DT applications and claims: manufactured payments
Manufactured UK interest
Manufactured interest is any payment made as part of a transfer of ownership of a UK security which is representative of interest on that security. Circumstances in which this might happen include
- A loan of UK securities is outstanding over an interest payment date. The security lender does not receive the real interest payment to which he would have been entitled had the security not been lent.
- A contract to buy a security might be on terms that include the right to an interest payment (cum-dividend) but the transfer is settled on what is called ‘short’ terms. That means that the seller retains the right to the next interest (ex-dividend).
In each case the seller will receive an additional ‘manufactured’ amount of interest.
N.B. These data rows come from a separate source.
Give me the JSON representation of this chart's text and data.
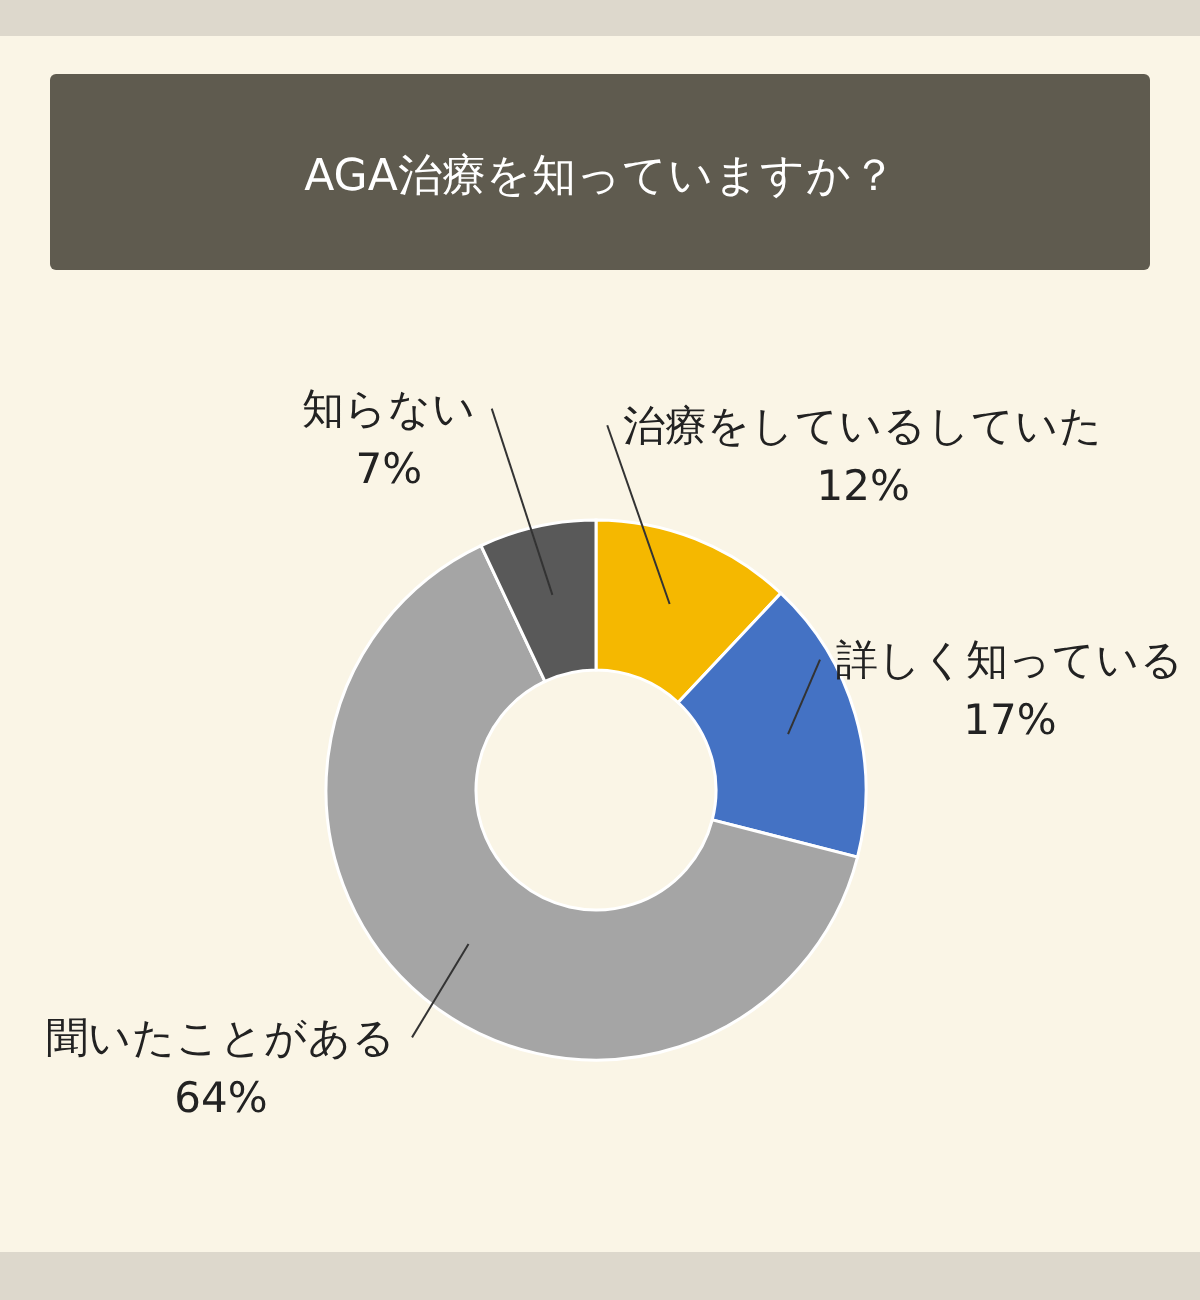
{
  "chart_data": {
    "type": "donut",
    "title": "AGA治療を知っていますか？",
    "categories": [
      "治療をしているしていた",
      "詳しく知っている",
      "聞いたことがある",
      "知らない"
    ],
    "values": [
      12,
      17,
      64,
      7
    ],
    "colors": [
      "#f5b800",
      "#4472c4",
      "#a5a5a5",
      "#595959"
    ],
    "value_labels": [
      "12%",
      "17%",
      "64%",
      "7%"
    ]
  }
}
A sale and repurchase transaction (a repo) might also result in a situation where an additional amount that is representative of the original interest is due to the seller of the stock. The seller will receive an additional ‘manufactured’ amount.
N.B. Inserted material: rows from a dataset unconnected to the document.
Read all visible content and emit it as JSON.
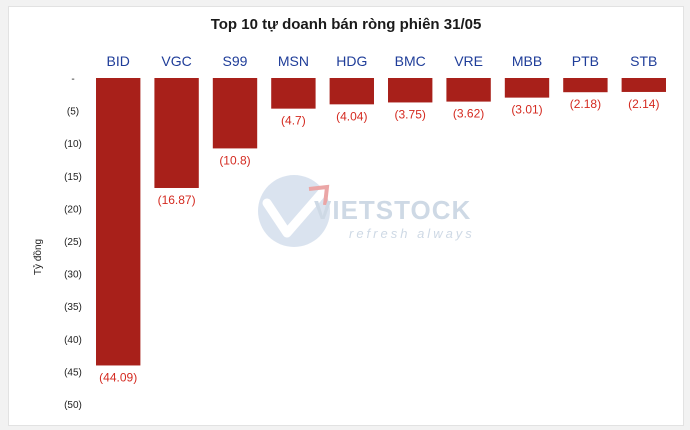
{
  "chart_data": {
    "type": "bar",
    "title": "Top 10 tự doanh bán ròng phiên 31/05",
    "ylabel": "Tỷ đồng",
    "xlabel": "",
    "categories": [
      "BID",
      "VGC",
      "S99",
      "MSN",
      "HDG",
      "BMC",
      "VRE",
      "MBB",
      "PTB",
      "STB"
    ],
    "values": [
      -44.09,
      -16.87,
      -10.8,
      -4.7,
      -4.04,
      -3.75,
      -3.62,
      -3.01,
      -2.18,
      -2.14
    ],
    "data_labels": [
      "(44.09)",
      "(16.87)",
      "(10.8)",
      "(4.7)",
      "(4.04)",
      "(3.75)",
      "(3.62)",
      "(3.01)",
      "(2.18)",
      "(2.14)"
    ],
    "ylim": [
      -50,
      0
    ],
    "yticks": [
      0,
      -5,
      -10,
      -15,
      -20,
      -25,
      -30,
      -35,
      -40,
      -45,
      -50
    ],
    "ytick_labels": [
      "-",
      "(5)",
      "(10)",
      "(15)",
      "(20)",
      "(25)",
      "(30)",
      "(35)",
      "(40)",
      "(45)",
      "(50)"
    ],
    "grid": false,
    "legend": "none",
    "colors": {
      "bar": "#a8201a",
      "label": "#d42a20",
      "category": "#1f3d99"
    }
  },
  "watermark": {
    "brand": "VIETSTOCK",
    "tagline": "refresh always"
  }
}
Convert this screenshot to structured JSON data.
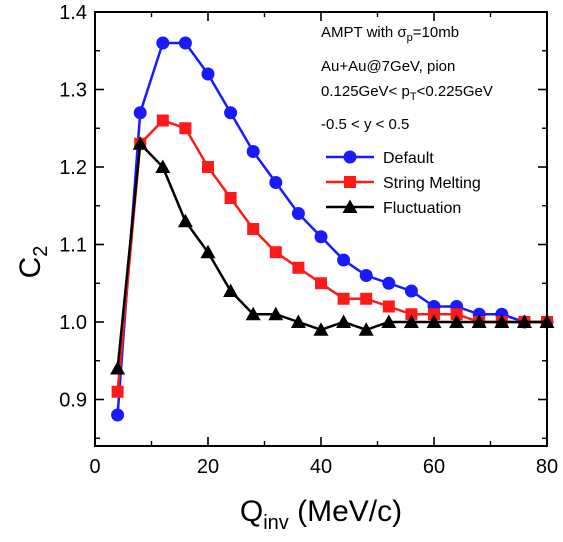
{
  "chart_data": {
    "type": "line",
    "xlabel": {
      "main": "Q",
      "sub": "inv",
      "unit": " (MeV/c)"
    },
    "ylabel": {
      "main": "C",
      "sub": "2"
    },
    "xlim": [
      0,
      80
    ],
    "ylim": [
      0.84,
      1.4
    ],
    "xticks": [
      0,
      20,
      40,
      60,
      80
    ],
    "xtick_labels": [
      "0",
      "20",
      "40",
      "60",
      "80"
    ],
    "yticks": [
      0.9,
      1.0,
      1.1,
      1.2,
      1.3,
      1.4
    ],
    "ytick_labels": [
      "0.9",
      "1.0",
      "1.1",
      "1.2",
      "1.3",
      "1.4"
    ],
    "grid": false,
    "legend_position": "right, below annotations",
    "annotations": {
      "line1_a": "AMPT with σ",
      "line1_sub": "p",
      "line1_b": "=10mb",
      "line2": "Au+Au@7GeV, pion",
      "line3_a": "0.125GeV< p",
      "line3_sub": "T",
      "line3_b": "<0.225GeV",
      "line4": "-0.5 < y < 0.5"
    },
    "series": [
      {
        "name": "Default",
        "color": "#1a1aff",
        "marker": "circle",
        "x": [
          4,
          8,
          12,
          16,
          20,
          24,
          28,
          32,
          36,
          40,
          44,
          48,
          52,
          56,
          60,
          64,
          68,
          72,
          76,
          80
        ],
        "y": [
          0.88,
          1.27,
          1.36,
          1.36,
          1.32,
          1.27,
          1.22,
          1.18,
          1.14,
          1.11,
          1.08,
          1.06,
          1.05,
          1.04,
          1.02,
          1.02,
          1.01,
          1.01,
          1.0,
          1.0
        ]
      },
      {
        "name": "String Melting",
        "color": "#ff1a1a",
        "marker": "square",
        "x": [
          4,
          8,
          12,
          16,
          20,
          24,
          28,
          32,
          36,
          40,
          44,
          48,
          52,
          56,
          60,
          64,
          68,
          72,
          76,
          80
        ],
        "y": [
          0.91,
          1.23,
          1.26,
          1.25,
          1.2,
          1.16,
          1.12,
          1.09,
          1.07,
          1.05,
          1.03,
          1.03,
          1.02,
          1.01,
          1.01,
          1.01,
          1.0,
          1.0,
          1.0,
          1.0
        ]
      },
      {
        "name": "Fluctuation",
        "color": "#000000",
        "marker": "triangle",
        "x": [
          4,
          8,
          12,
          16,
          20,
          24,
          28,
          32,
          36,
          40,
          44,
          48,
          52,
          56,
          60,
          64,
          68,
          72,
          76,
          80
        ],
        "y": [
          0.94,
          1.23,
          1.2,
          1.13,
          1.09,
          1.04,
          1.01,
          1.01,
          1.0,
          0.99,
          1.0,
          0.99,
          1.0,
          1.0,
          1.0,
          1.0,
          1.0,
          1.0,
          1.0,
          1.0
        ]
      }
    ]
  }
}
Current UK legislation does not require UK tax to be deducted from many categories of interest that is paid from UK sources (ICTA88/S349). If the original amount of interest would have been paid without deduction of UK tax, any manufactured amount that is representative of interest is similarly paid without deduction of UK tax.
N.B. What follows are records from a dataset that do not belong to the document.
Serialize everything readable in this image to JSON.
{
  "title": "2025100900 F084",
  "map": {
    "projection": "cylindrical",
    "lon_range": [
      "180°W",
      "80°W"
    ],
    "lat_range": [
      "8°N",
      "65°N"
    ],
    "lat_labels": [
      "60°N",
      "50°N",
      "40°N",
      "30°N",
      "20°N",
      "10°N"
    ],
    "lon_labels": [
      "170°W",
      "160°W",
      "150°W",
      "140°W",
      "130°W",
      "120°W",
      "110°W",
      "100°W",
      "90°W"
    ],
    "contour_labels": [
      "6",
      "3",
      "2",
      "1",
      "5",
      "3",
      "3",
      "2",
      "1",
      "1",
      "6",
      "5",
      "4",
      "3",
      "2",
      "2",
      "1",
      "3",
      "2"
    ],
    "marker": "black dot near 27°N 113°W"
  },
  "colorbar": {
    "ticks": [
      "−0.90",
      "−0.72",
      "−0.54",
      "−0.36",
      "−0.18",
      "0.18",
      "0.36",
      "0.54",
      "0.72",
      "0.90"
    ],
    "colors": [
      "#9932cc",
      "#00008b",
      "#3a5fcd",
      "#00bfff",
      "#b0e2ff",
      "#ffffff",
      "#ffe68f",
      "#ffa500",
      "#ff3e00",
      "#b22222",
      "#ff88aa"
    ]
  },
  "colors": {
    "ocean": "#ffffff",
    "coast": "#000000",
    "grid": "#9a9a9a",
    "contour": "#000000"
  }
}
Where the recipient of any manufactured payment of interest is resident in a country with which the UK has a DTA that provides for relief from UK tax on interest payments; it may be possible for the beneficial owner to make a claim to CAR Residency for repayment of the tax that is deducted from a manufactured interest payment. See INTM342000.
It is possible for manufactured payments to be used as a method of avoiding UK tax. LBS Financial London wishes to see all such claims before they are paid. Please refer all claims for repayment of tax on manufactured UK interest to Technical Advice Group before you take any other action.